You might have hoped that by issue #5 of
the six-issue Book One, some sort of point, direction or plot
might be emerging. Heavens no. There's no room for
a point when Chris Claremont is trying to shoehorn every
character in the history of the X-books into the title.
I can honestly say that, five issues in, I really don't have a
clue what is going on here, why I'm supposed to care, or what
the point is supposed to be. And that's not good.

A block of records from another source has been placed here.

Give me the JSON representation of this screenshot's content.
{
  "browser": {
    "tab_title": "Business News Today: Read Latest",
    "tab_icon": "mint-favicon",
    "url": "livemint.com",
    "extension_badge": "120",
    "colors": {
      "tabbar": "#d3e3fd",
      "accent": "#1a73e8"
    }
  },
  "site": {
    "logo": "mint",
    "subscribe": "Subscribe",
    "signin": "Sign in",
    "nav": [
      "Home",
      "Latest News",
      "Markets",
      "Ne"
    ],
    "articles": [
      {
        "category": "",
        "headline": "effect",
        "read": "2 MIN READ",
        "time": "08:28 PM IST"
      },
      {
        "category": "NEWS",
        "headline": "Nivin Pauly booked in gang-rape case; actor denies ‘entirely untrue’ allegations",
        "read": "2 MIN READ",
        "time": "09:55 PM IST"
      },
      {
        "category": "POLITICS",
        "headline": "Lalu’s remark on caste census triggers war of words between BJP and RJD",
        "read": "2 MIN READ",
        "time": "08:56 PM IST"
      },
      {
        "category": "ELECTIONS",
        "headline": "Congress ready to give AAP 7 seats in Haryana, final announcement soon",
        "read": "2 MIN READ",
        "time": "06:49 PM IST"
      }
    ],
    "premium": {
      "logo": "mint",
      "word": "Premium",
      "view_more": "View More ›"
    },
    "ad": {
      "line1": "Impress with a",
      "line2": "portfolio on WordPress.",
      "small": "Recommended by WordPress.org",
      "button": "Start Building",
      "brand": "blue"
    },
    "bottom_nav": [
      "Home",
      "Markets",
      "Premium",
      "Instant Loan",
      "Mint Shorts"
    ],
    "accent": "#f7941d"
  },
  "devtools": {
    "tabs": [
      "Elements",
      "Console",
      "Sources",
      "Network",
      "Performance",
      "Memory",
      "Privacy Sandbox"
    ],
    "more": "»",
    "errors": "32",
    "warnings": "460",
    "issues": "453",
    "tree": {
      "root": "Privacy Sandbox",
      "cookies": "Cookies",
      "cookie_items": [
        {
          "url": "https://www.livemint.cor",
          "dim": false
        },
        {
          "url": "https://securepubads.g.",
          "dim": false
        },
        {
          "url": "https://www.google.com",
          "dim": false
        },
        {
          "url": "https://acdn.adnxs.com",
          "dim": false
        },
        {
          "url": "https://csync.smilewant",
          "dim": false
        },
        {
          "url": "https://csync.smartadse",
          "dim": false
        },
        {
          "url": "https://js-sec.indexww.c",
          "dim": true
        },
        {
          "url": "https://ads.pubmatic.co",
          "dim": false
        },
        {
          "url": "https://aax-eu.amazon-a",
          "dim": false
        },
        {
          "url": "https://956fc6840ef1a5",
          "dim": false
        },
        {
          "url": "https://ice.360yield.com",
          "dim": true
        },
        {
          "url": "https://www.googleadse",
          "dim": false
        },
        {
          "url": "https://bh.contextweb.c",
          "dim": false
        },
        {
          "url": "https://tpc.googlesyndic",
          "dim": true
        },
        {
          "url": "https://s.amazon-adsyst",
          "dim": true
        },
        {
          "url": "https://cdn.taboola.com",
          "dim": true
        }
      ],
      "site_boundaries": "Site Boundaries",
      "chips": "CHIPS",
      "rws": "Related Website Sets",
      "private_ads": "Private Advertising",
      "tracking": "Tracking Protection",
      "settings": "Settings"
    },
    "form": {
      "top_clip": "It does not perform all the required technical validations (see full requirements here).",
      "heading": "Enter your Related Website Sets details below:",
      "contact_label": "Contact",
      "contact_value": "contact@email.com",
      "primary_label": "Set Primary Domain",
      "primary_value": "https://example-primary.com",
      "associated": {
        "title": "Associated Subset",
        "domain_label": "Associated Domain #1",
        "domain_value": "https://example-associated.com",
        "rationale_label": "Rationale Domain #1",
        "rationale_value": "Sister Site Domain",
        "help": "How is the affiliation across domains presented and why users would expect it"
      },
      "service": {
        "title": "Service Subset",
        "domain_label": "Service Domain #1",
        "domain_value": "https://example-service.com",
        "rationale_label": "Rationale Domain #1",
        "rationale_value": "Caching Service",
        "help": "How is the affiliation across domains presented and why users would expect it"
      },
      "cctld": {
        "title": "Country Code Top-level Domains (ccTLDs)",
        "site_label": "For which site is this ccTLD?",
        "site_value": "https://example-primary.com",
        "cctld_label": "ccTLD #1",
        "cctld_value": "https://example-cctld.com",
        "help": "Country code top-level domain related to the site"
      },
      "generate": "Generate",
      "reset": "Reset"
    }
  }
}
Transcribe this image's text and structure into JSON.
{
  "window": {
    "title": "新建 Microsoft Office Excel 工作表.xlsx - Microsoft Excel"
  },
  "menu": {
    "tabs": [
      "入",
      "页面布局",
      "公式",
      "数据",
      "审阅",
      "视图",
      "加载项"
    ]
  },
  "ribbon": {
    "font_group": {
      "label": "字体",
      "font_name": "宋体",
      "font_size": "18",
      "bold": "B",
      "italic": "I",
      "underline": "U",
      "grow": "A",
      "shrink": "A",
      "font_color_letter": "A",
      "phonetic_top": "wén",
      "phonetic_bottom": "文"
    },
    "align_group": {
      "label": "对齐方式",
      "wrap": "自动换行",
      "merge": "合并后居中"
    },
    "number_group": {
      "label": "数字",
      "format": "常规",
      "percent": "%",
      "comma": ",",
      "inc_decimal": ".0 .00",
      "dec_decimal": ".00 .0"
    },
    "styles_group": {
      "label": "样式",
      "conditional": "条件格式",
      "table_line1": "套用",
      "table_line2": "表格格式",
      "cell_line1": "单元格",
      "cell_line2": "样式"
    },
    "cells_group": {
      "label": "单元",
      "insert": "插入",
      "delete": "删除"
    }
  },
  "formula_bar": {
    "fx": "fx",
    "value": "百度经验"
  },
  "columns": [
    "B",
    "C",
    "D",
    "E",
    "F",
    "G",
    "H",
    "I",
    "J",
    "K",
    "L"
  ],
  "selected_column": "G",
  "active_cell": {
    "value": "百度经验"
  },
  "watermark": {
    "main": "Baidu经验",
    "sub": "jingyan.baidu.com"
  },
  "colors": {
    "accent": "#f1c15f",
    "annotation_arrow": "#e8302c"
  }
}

This issue... oh, god, I don't care.
I really don't care. I've just read it again to try and
work out what the hell is happening, and it doesn't help
greatly. Various Warskrulls running around. Some
people are attacked by other people who we haven't seen before
in this storyline. Other people are attacked by
Warskrulls. Gambit might be a traitor. But he
might not. Madelyne Pryor, Stryfe and Genesis turn up at
the end. Genesis, for christ's sake! Cable's
adopted son from a future timeline! If we're going to
start including characters as pointless as him, we're going to
be here all year.
Oh, hold on. We are going to
be here all year, aren't we? Eighteen bloody months, in
fact.
The book is hopelessly cluttered, with any
sense of direction or momentum smothered under a deluge of
trivial characters. The Phoenix subplot which started
the series seems to have been shunted entirely to the
sidelines. We've had two issues of largely
incomprehensible fighting, and to even begin to decipher the
plot takes far more effort than it's worth.
This is a dreadful comic. It takes a
certain warped skill to produce an eighteen issue miniseries
which is still too crowded, and it tends to suggest
that there are fundamental defects with this series at the
most basic conceptual level. More to the point, though,
it just isn't remotely entertaining.